The problem with your question is that disasters are never the fault of an individual engineer. The worst software engineering disaster I personally can think of, the Knight Capital incident that destroyed $10mm worth of value a minute for 44 minutes, could and should not be attributed to the failure of a single engineer, as much as one might hope.
No, the poor schmuck who takes the fall for such incidents is always just that, a poor schmuck who just happened to be in the wrong place at the wrong time. Even if they were actually the one to run the command to destroy the database / wipe the code repo / wreck the server, it’s not really his fault.
The reason why comes down to two principles. Safety and architecture.
If I hired you to paint my fence, and gave you $15 an hour to do so, sounds like a good deal for the right person, right? What if my fence happened to be enclosing my alligator refuge? Let’s say you took the job anyway because you needed the money. If you get attacked by an alligator, whose fault is it? Yours because you happened to piss off an alligator, or mine because I didn’t take proper safety precautions and hired the wrong person for the job hoping to save a buck?
Any system complicated enough to be worked on by engineers is dangerous, people’s jobs ride on the proper functioning of that system. Hiring skilled developers / engineers is intended to mitigate that risk. But there just aren’t enough highly-skilled and experienced engineers out there for everybody to fill their staffs with. Invariably it is required to hire junior developers.
Junior devs need safety rails and sandbox systems in which they can try stuff out and learn without putting production systems at risk. Because every system’s different and there are myriad setups out there, and you won’t always be able to find someone that’s got experience in your particular setup. This stuff times time and resources to build and maintain. The company has to value these things. When done right, safety becomes a culture within the organization.
Second, the company needs to hire someone skilled enough to do proper architecture. Architecture is a high level plan for how the various moving parts of the system interact with each other. Ideally architecture is set once and then only changed extremely rarely, these changes planned for and executed with the utmost precision. In most outfits, architecture is an afterthought and everyone is in firefighting mode most of the time.
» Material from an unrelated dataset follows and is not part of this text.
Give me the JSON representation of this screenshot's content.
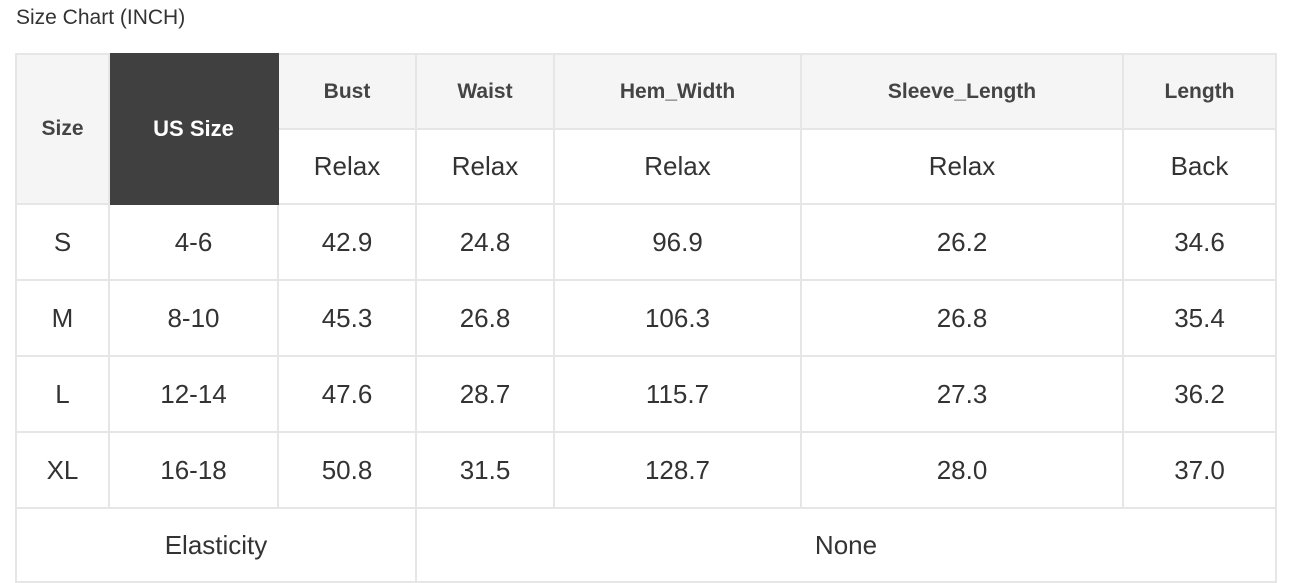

But with good architecture, there are always multiple fall-back points where you can get back to a known-good system state quickly should it ever be required. For example, everybody says they back up their systems, but very few people take the necessary next step and think about just how much disruption restoring from a backup is going to cause. They don’t run simulations where they take down production systems and restore from the backup, just to find out what’s likely to happen in these events. As a result, when disaster does strike, you run into issues with the restoration process at the worst possible time to run into them at.
I’m not saying proper architecture and safety culture is common, in fact, it’s very uncommon for these things to be done right. This is because you can drive business value without them, and do it more cheaply. Being that the usual approach of business is to do things more cheaply when possible, skimping on safety culture and thoughtful architecture is the far more common occurrence. And then they blame the poor junior schmuck for negligence when it all breaks.
Blame him all you want, but it’s your millions that are going to be lost.